Think the stock market looks like a jungle? Do you fear that you won’t have a chance when you finally ante up to buy a stock? The truth is there are ways to name your price and the amount you’re willing to pay for a stock or accept on the sale of shares.
The trick lies in the type of order you place with your broker. Many investors don’t realize that you can specify just when and how to purchase the stock you’ve targeted for your portfolio. That’s important when you calculate returns. A 50 cent move by a $20 stock seems small, 2.5% to be precise, but it looks large when you see the return. For instance, if the stock moves just $2 all year long, you’ve lost out on 25% of your total return. To help ensure you get the price you want, we’ve listed a few of the terms that are best to know when you invest in stocks.
Market order: A market order is an instruction to buy a certain number of shares at the best price currently available. It’s a good idea to check with your broker or with an online service to see what price the stock you want to buy is currently trading at.

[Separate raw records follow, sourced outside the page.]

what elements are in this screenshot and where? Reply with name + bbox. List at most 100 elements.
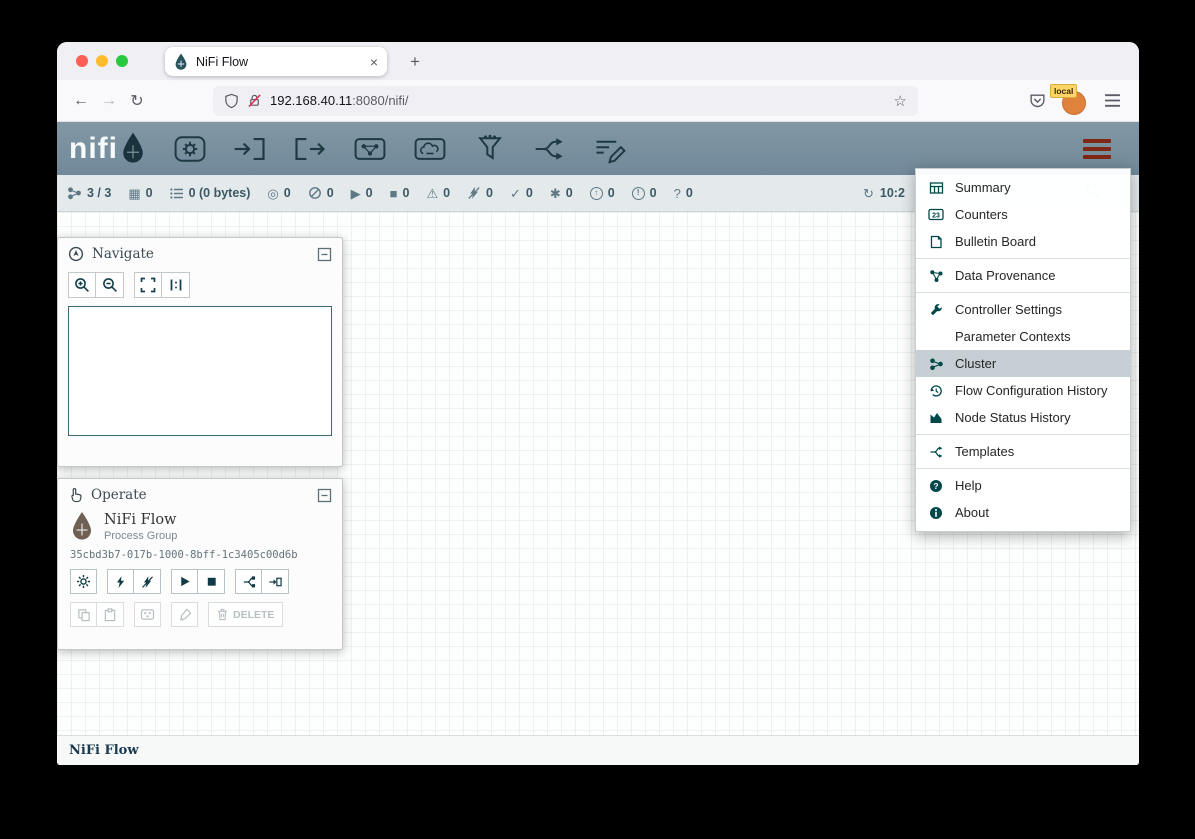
navigate-controls [58, 270, 342, 298]
new-tab-button[interactable]: + [403, 50, 427, 74]
sync-failure-stat: ? 0 [674, 186, 693, 200]
reload-button[interactable]: ↻ [123, 87, 151, 115]
queued-count: 0 (0 bytes) [189, 186, 251, 200]
queued-stat: 0 (0 bytes) [170, 186, 251, 200]
menu-item-node-status-history[interactable]: Node Status History [916, 404, 1130, 431]
bookmark-star-icon[interactable]: ☆ [894, 92, 907, 110]
browser-toolbar: ← → ↻ 192.168.40.11:8080/nifi/ ☆ local [57, 80, 1139, 122]
templates-icon [927, 445, 945, 459]
compass-icon [68, 246, 84, 262]
nifi-logo-text: nifi [69, 134, 118, 164]
running-stat: ▶ 0 [351, 186, 373, 200]
maximize-window-button[interactable] [116, 55, 128, 67]
processor-component[interactable] [172, 133, 208, 165]
svg-text:?: ? [933, 481, 938, 491]
stale-icon: ↑ [590, 187, 603, 200]
profile-badge: local [1050, 84, 1077, 98]
active-threads-count: 0 [146, 186, 153, 200]
refresh-icon[interactable]: ↻ [863, 187, 874, 200]
disabled-icon [467, 186, 481, 200]
collapse-operate-button[interactable] [317, 488, 332, 503]
invalid-icon: ⚠ [426, 187, 438, 200]
summary-table-icon [927, 181, 945, 195]
active-threads-stat: ▦ 0 [128, 186, 152, 200]
remote-process-group-component[interactable] [412, 133, 448, 165]
menu-item-flow-configuration-history[interactable]: Flow Configuration History [916, 377, 1130, 404]
back-button[interactable]: ← [67, 87, 95, 115]
menu-divider [916, 258, 1130, 259]
tab-bar: NiFi Flow × + [57, 42, 1139, 80]
navigate-header: Navigate [58, 238, 342, 270]
zoom-actual-size-button[interactable] [162, 272, 190, 298]
operate-palette: Operate NiFi Flow Process Group 35cbd3b7… [57, 478, 343, 650]
delete-button[interactable]: DELETE [208, 602, 283, 627]
input-port-component[interactable] [232, 133, 268, 165]
menu-item-cluster[interactable]: Cluster [916, 350, 1130, 377]
menu-item-templates[interactable]: Templates [916, 438, 1130, 465]
up-to-date-icon: ✓ [510, 187, 521, 200]
minimize-window-button[interactable] [96, 55, 108, 67]
forward-button[interactable]: → [95, 87, 123, 115]
menu-item-bulletin-board[interactable]: Bulletin Board [916, 228, 1130, 255]
not-transmitting-icon [308, 186, 322, 200]
pocket-icon[interactable] [1029, 92, 1046, 109]
connected-nodes-stat: 3 / 3 [67, 186, 111, 200]
menu-item-controller-settings[interactable]: Controller Settings [916, 296, 1130, 323]
tracking-protection-shield-icon[interactable] [224, 93, 239, 109]
running-icon: ▶ [351, 187, 361, 200]
browser-tab[interactable]: NiFi Flow × [165, 47, 387, 76]
url-path: :8080/nifi/ [352, 93, 408, 108]
menu-item-about[interactable]: About [916, 499, 1130, 526]
menu-item-summary[interactable]: Summary [916, 174, 1130, 201]
stopped-icon: ■ [390, 187, 398, 200]
close-window-button[interactable] [76, 55, 88, 67]
not-transmitting-count: 0 [327, 186, 334, 200]
process-group-component[interactable] [352, 133, 388, 165]
profile-avatar[interactable]: local [1062, 88, 1088, 114]
breadcrumb[interactable]: NiFi Flow [69, 743, 139, 758]
locally-modified-count: 0 [566, 186, 573, 200]
label-component[interactable] [592, 133, 628, 165]
configuration-button[interactable] [70, 569, 97, 594]
process-group-drop-icon [70, 512, 94, 542]
copy-button[interactable] [70, 602, 97, 627]
funnel-component[interactable] [472, 133, 508, 165]
template-component[interactable] [532, 133, 568, 165]
app-menu-hamburger-icon[interactable] [1104, 93, 1121, 108]
operate-buttons-row-1 [58, 561, 342, 594]
zoom-fit-button[interactable] [134, 272, 162, 298]
locally-modified-stale-icon: ! [632, 187, 645, 200]
stop-button[interactable] [198, 569, 225, 594]
url-host: 192.168.40.11 [270, 93, 352, 108]
start-button[interactable] [171, 569, 198, 594]
fill-color-button[interactable] [171, 602, 198, 627]
global-menu: Summary 23 Counters Bulletin Board [915, 168, 1131, 532]
menu-item-help[interactable]: ? Help [916, 472, 1130, 499]
menu-item-parameter-contexts[interactable]: Parameter Contexts [916, 323, 1130, 350]
insecure-lock-icon[interactable] [247, 93, 262, 108]
group-button[interactable] [134, 602, 161, 627]
last-refreshed-time: 10:2 [880, 186, 905, 200]
tab-close-icon[interactable]: × [370, 55, 378, 69]
zoom-in-button[interactable] [68, 272, 96, 298]
menu-divider [916, 292, 1130, 293]
menu-item-counters[interactable]: 23 Counters [916, 201, 1130, 228]
running-count: 0 [366, 186, 373, 200]
paste-button[interactable] [97, 602, 124, 627]
disable-button[interactable] [134, 569, 161, 594]
nifi-global-menu-button[interactable] [1083, 139, 1111, 159]
refresh-status[interactable]: ↻ 10:2 [863, 175, 905, 211]
create-template-button[interactable] [235, 569, 262, 594]
selected-flow-type: Process Group [104, 530, 177, 542]
menu-item-data-provenance[interactable]: Data Provenance [916, 262, 1130, 289]
output-port-component[interactable] [292, 133, 328, 165]
url-bar[interactable]: 192.168.40.11:8080/nifi/ ☆ [213, 86, 918, 116]
bulletin-board-icon [927, 235, 945, 249]
locally-modified-stat: ✱ 0 [550, 186, 573, 200]
enable-button[interactable] [107, 569, 134, 594]
zoom-out-button[interactable] [96, 272, 124, 298]
birdseye-minimap[interactable] [68, 306, 332, 436]
locally-modified-stale-stat: ! 0 [632, 186, 657, 200]
collapse-navigate-button[interactable] [317, 247, 332, 262]
upload-template-button[interactable] [262, 569, 289, 594]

Limit order: When you place a limit order, you specify just what is the highest price you’re willing to shell out for shares if you are in the market to buy, and the lowest offer you’d be willing to entertain should you be selling. If the broker can’t meet your price or do better, the order won’t be executed.
Stop order: A stop order helps limit your losses on a stock trade by specifying a price at your beyond which your broker has instructions to buy or sell shares. If you place a stop order for $25 on shares of IBM at a time when Big Blue is fetching $30 a share, the minute the company’s shares reach $25, your broker will purchase them for you.